TaskSchedulerImpl中的handleSuccessfulTask方法将最终对计算结果进行处理,具有源码如下:

def handleSuccessfulTask(
      taskSetManager: TaskSetManager,
      tid: Long,
      taskResult: DirectTaskResult[_]): Unit = synchronized {
     //调用TaskSetManager.handleSuccessfulTask方法进行处理
    taskSetManager.handleSuccessfulTask(tid, taskResult)
  }

TaskSetManager.handleSuccessfulTask方法源码如下:

/**
   * Marks the task as successful and notifies the DAGScheduler that a task has ended.
   */
  def handleSuccessfulTask(tid: Long, result: DirectTaskResult[_]): Unit = {
    val info = taskInfos(tid)
    val index = info.index
    info.markSuccessful()
    removeRunningTask(tid)
    // This method is called by "TaskSchedulerImpl.handleSuccessfulTask" which holds the
    // "TaskSchedulerImpl" lock until exiting. To avoid the SPARK-7655 issue, we should not
    // "deserialize" the value when holding a lock to avoid blocking other threads. So we call
    // "result.value()" in "TaskResultGetter.enqueueSuccessfulTask" before reaching here.
    // Note: "result.value()" only deserializes the value when it's called at the first time, so
    // here "result.value()" just returns the value and won't block other threads.
    //调用DagScheduler的taskEnded方法
    sched.dagScheduler.taskEnded(
      tasks(index), Success, result.value(), result.accumUpdates, info, result.metrics)
    if (!successful(index)) {
      tasksSuccessful += 1
      logInfo("Finished task %s in stage %s (TID %d) in %d ms on %s (%d/%d)".format(
        info.id, taskSet.id, info.taskId, info.duration, info.host, tasksSuccessful, numTasks))
      // Mark successful and stop if all the tasks have succeeded.
      successful(index) = true
      if (tasksSuccessful == numTasks) {
        isZombie = true
      }
    } else {
      logInfo("Ignoring task-finished event for " + info.id + " in stage " + taskSet.id +
        " because task " + index + " has already completed successfully")
    }
    failedExecutors.remove(index)
    maybeFinishTaskSet()
  }

进入DAGScheduler的taskEnded方法

//DAGScheduler中的taskEnded方法
/**
   * Called by the TaskSetManager to report task completions or failures.
   */
  def taskEnded(
      task: Task[_],
      reason: TaskEndReason,
      result: Any,
      accumUpdates: Map[Long, Any],
      taskInfo: TaskInfo,
      taskMetrics: TaskMetrics): Unit = {
      //调用DAGSchedulerEventProcessLoop的post方法将CompletionEvent提交到事件队列中,交由eventThread进行处理,onReceive方法将处理该事件
    eventProcessLoop.post(
      CompletionEvent(task, reason, result, accumUpdates, taskInfo, taskMetrics))
  }

跳转到onReceive方法当中,可以看到其调用的是onReceive

//DAGSchedulerEventProcessLoop中的onReceive方法
/**
   * The main event loop of the DAG scheduler.
   */
  override def onReceive(event: DAGSchedulerEvent): Unit = {
    val timerContext = timer.time()
    try {
      doOnReceive(event)
    } finally {
      timerContext.stop()
    }
  }

跳转到doOnReceive方法到当中,可以看到

//DAGSchedulerEventProcessLoop中的doOnReceive方法
private def doOnReceive(event: DAGSchedulerEvent): Unit = event match {
    case JobSubmitted(jobId, rdd, func, partitions, callSite, listener, properties) =>
      dagScheduler.handleJobSubmitted(jobId, rdd, func, partitions, callSite, listener, properties)
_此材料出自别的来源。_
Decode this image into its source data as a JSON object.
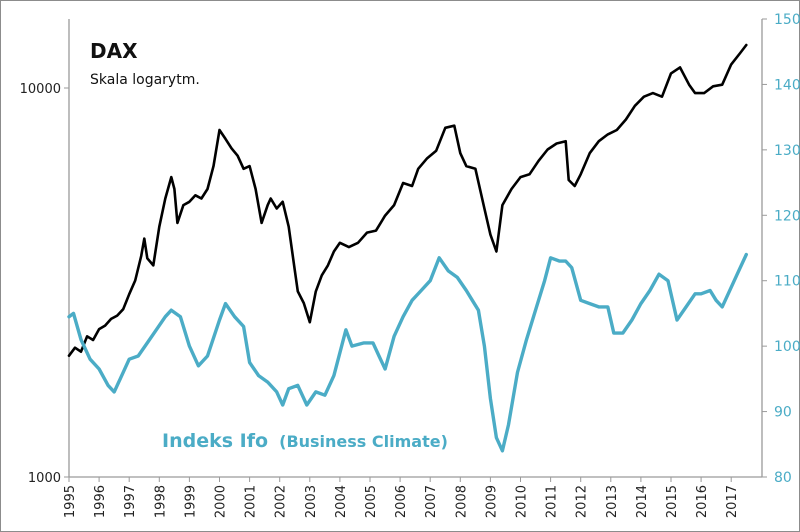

    case StageCancelled(stageId) =>
      dagScheduler.handleStageCancellation(stageId)

    case JobCancelled(jobId) =>
      dagScheduler.handleJobCancellation(jobId)

    case JobGroupCancelled(groupId) =>
      dagScheduler.handleJobGroupCancelled(groupId)

    case AllJobsCancelled =>
      dagScheduler.doCancelAllJobs()

    case ExecutorAdded(execId, host) =>
      dagScheduler.handleExecutorAdded(execId, host)

    case ExecutorLost(execId) =>
      dagScheduler.handleExecutorLost(execId, fetchFailed = false)

    case BeginEvent(task, taskInfo) =>
      dagScheduler.handleBeginEvent(task, taskInfo)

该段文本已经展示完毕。